Das Ende des Wintersemesters 2022/23 markierte für Gerhard Frey auch das Ende seines 25-jährigen Wirkens an der Hochschule Pforzheim. Im Jahr 1998 begann er hier seine Lehrtätigkeit im Bereich Maschinenbau. Schon sehr bald wirkte er auch über den Hörsaal hinaus: Von 2000 bis zu seiner Verabschiedung machte er sich als Studiendekan um die Weiterentwicklung der Maschinenbaustudiengänge verdient.

Herr Professor Frey, bereits zwei Jahre nach Ihrem Einstieg an der Fakultät für Technik haben Sie sich auch als Studiendekan für die Belange des Fachbereichs Maschinenbau und darüber hinaus eingesetzt. Wie haben Sie diese Jahre in Erinnerung?
Es war für mich überraschend, wie viele Dinge zu entscheiden waren. Feste Regelwerke, die heute z.B. in einer sehr voluminösen SPO oder in entsprechenden Anweisungen festgezurrt sind, gab es relativ wenige. Wichtige Entscheidungskriterien ergaben sich mit gesundem Menschenverstand und dem Austausch mit Kollegen.
Außerdem waren die ersten Jahre geprägt durch den Aufbau der Studieninhalte und die Berufung neuer Kollegen, die ersten Absolventen haben erst zu Beginn der 2000er Jahre ihr Studium abgeschlossen. Es war, salopp gesagt, die Sturm- und Drangzeit des Aufbaus der Technik-Studiengänge.

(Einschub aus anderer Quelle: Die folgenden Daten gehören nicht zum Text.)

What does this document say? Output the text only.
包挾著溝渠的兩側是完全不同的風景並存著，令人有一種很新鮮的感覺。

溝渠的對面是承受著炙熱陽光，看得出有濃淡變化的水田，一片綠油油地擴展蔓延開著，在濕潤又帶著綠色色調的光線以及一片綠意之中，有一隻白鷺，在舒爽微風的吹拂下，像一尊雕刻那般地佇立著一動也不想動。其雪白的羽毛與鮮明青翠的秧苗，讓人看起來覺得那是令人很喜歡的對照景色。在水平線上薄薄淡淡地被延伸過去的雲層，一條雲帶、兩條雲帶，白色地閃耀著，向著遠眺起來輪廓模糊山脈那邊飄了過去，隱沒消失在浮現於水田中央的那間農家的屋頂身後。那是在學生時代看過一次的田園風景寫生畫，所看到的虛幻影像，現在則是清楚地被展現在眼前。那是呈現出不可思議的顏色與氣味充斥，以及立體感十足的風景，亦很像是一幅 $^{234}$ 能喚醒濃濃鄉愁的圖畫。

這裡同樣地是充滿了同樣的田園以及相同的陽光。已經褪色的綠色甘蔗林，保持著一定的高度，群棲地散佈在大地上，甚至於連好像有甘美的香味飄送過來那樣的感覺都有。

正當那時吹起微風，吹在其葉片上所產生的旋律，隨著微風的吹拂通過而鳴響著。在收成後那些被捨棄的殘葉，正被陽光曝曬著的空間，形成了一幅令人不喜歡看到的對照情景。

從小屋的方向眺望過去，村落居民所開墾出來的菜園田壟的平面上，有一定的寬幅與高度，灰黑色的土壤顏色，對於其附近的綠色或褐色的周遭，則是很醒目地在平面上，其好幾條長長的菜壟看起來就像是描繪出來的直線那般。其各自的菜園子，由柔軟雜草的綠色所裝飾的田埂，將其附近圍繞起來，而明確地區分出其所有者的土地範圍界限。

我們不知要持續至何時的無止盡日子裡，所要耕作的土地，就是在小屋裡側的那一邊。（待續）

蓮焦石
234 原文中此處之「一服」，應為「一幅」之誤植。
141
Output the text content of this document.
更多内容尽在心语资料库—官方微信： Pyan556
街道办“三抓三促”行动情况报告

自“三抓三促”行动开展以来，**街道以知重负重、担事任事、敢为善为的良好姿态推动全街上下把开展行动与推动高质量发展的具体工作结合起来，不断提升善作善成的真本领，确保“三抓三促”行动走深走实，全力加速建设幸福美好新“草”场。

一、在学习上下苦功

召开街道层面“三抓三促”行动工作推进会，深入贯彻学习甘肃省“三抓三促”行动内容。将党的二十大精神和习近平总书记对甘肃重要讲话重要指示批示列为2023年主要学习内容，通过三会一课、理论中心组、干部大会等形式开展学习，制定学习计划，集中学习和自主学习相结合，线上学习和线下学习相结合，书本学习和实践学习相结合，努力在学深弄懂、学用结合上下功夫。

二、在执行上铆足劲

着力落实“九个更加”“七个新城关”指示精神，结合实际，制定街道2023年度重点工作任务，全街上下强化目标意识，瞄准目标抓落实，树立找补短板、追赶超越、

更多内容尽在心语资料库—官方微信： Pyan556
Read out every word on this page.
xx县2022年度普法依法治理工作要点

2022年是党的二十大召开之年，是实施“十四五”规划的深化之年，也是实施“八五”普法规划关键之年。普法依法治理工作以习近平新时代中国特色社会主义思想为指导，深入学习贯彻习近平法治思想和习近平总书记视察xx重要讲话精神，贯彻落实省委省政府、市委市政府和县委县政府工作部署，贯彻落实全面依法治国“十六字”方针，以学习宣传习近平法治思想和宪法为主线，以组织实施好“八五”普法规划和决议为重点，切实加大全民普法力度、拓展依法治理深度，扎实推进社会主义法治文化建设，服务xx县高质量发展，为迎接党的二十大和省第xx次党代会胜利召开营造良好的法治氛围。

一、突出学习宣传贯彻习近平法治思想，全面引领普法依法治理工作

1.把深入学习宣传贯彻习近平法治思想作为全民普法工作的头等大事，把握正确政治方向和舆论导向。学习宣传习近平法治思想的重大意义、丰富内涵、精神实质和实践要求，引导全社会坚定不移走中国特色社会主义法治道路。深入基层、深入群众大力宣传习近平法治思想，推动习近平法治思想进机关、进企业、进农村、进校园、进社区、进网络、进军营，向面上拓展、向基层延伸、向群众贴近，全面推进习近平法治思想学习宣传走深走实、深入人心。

Stichwort Neuausrichtung des Studienprogramms – die Maschinenbaustudiengänge wurden immer weiterentwickelt und optimiert. Was ist bei der aktuellen strategischen Ausrichtung des Studienprogramms besonders?
Leider werden die klassischen Technik-Studiengänge zunehmend verkannt. Virtuelle Entwicklung, Computer-Technologien und Internet of Things scheinen die physischen Aspekte beim klassischen Entwickeln, Konstruieren und Fertigen von Produkten überflüssig zu machen. Außerdem habe ich den Eindruck, dass die Meinung aufkommt, für z.B. E-Mobilität und Anwendung von KI braucht es keine Maschinenbauingenieure und -ingenieurinnen.
Das absolute Gegenteil ist der Fall: Bei der Implementierung von Software und der „Intelligenz“ von Produkten braucht es EntwicklerInnen, die die Gesamtsysteme mit allen technischen Komponenten und Zusammenhängen verstehen und beherrschen.
Daher halte ich es für sinnvoll, breite Inhalte mit einer soliden Basis für eine vielfältige Anwendung des Wissens in verschiedenen Berufen im Studiengang „allgemeiner Maschinenbau“ anzubieten. Damit bietet sich ein extrem breites Spektrum beruflicher Ausrichtung. Die Transformation des Begriffes „Maschinenbau“ hin zu intelligenten, smarten nachhaltigen Produkten und Verfahren ist m. E. auf dem Weg.
Für die Benennung der Mikrostudiengänge werden die Anwendungsziele der Studieninhalte präziser benannt. Es werden ebenfalls wichtige und breite Grundlagen vermittelt, für die Bewerber / Bewerberinnen sowie die Studierenden stehen die beruflichen Arbeitsfelder von vornherein im Fokus.


Wie hat sich das Lehren innerhalb der vergangenen Jahre für Sie verändert?
Mit dem Bachelor wurden umfassende Beschreibungen von Lehrveranstaltungen eingeführt, die für die Studierenden das Ganze überschaubarer und planbarer machen sollen.
Dies ist leider nicht immer der Fall.
Grundlage der Wissensaneignung ist idealerweise Neugier und die aktive Erschließung unbekannten Terrains. Sehr wichtig scheinen mir daher Diskussionen über die in den Veranstaltungen behandelten Inhalte und die Bezüge zur Berufswelt, die sich jedoch nicht vorher festlegen lassen. Die vorherige Benennung von Themen und Inhalten kann dazu führen, dass den Studierenden der Besuch von Präsenzveranstaltungen nicht mehr wichtig erscheint. Dass die Lehrenden häufig „Geschichten aus der Praxis“ erzählen, wird dabei nicht berücksichtigt. Gemeinsam mit Kollegen habe ich immer wieder festgestellt, dass „Stammzuhörer“ regelmäßig besser abgeschnitten und ihr Studium erfolgreicher abgeschlossen haben.
Ein weiterer Punkt sind die zunehmend aus dem Internet übernommenen Informationen und Meinungen. Dies erfordert ein sehr hohes Maß an Kritik- und Beurteilungsfähigkeit, die in die Lehre einfließen müssen.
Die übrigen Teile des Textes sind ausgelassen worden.